The Canfield Casino is one of the most popular venues in the city for weddings and receptions.
The historic hall is also a money-maker for the city, raking in upward of $250,000 a year in rental fees alone, plus more for chair rentals.
Public officials want the casino to keep making money for the city, but they disagree about how to make that happen.
Finance Commissioner Ken Ivins wants to raise rental rates in 2010 to boost the city’s revenue, but Public Works Commissioner Anthony “Skip” Scirocco believes increasing the rates will drive people elsewhere and leave the city with less revenue overall.
“I want to stay competitive,” Scirocco said.
The rental rates already will rise in 2009 — between 11 and 27 percent for various rental services. Those rates were set last year when the City Council approved two years’ worth of rental fees at once and then reaffirmed the rates on Dec. 16 with another vote.
But the officials disagree on whether to raise the 2010 rates more than next year’s rental fees. The City Council voted to keep the 2010 rates at the same level as 2009, but Ivins said he wants to revisit the issue and perhaps hike the 2010 fees to bring in more revenue.
Scirocco, whose department oversees the casino, hopes the rates stay where they are.
Weddings and nonprofit fundraisers comprise the bulk of the rentals in Canfield Casino, an 1870 building in Congress Park that was a gaming club during the Victorian era.
The building is booked for a function almost every weekend, Scirocco said.
But next year’s bookings are light on Sundays, which is usually an easy day to fill, he said.
Scirocco is worried that an increase in rental fees next year is scaring away couples who hold receptions in the building and nonprofit organizations that have fundraisers there.
“I want to see the place stay rented,” he said.
Already, the tight economy forced 12 groups — mostly corporate businesses holding holiday bashes — to cancel their parties this year, before the rates even go up.
“People are not spending money like they used to spend money,” Scirocco said.
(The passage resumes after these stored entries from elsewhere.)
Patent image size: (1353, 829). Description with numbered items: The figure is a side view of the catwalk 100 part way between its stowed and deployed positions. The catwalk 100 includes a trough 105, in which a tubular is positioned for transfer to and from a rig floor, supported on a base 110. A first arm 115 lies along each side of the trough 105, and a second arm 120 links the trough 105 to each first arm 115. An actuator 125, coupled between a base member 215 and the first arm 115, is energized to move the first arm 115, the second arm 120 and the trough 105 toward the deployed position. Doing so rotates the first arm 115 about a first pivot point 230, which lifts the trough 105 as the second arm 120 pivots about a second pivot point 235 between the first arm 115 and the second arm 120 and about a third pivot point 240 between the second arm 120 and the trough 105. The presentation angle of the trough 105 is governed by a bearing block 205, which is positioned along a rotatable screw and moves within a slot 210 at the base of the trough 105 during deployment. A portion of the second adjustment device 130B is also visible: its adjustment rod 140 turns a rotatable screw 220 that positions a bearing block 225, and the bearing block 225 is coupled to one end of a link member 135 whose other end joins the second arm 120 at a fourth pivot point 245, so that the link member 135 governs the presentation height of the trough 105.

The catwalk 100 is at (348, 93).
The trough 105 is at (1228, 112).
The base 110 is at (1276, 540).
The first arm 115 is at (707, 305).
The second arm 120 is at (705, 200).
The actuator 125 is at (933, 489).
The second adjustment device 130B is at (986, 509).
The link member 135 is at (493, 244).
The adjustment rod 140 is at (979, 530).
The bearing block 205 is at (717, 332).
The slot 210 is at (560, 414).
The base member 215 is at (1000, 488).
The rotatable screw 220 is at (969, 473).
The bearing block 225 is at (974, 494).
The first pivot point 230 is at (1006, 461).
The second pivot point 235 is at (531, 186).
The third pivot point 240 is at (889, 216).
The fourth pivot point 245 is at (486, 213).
Next year, the basic facility rental fee rises from $2,100 for a city resident this year to $2,400 next year.
Rentals for nonresidents rise from $2,600 to $2,900 next year.
Local nonprofit organizations paying $1,600 now for a Monday through Thursday rental will have to pay $1,850 next year; weekend rentals that now cost $1,800 will be hiked to $2,050.
Nonprofits that are outside the city limits will pay $2,050 instead of $1,800 on Monday through Thursday, and $2,450 instead of $2,200 on the weekends.
A weekday luncheon that costs $750 now will rise to $950 in 2009.
The fees to use the kitchen, book a ceremony in addition to a reception or hold an after-hours wedding rehearsal will also go up.
Scirocco also wants to continue upkeep on the casino, which has sustained problems because of its age and the fact that it is built on a natural spring. The building has mold in the basement, a problem with the ceiling in the parlor and cracked moldings.
“I’d like to start a ‘Friends of the Casino’ organization,” he said. “It’s part of what people come here to see.”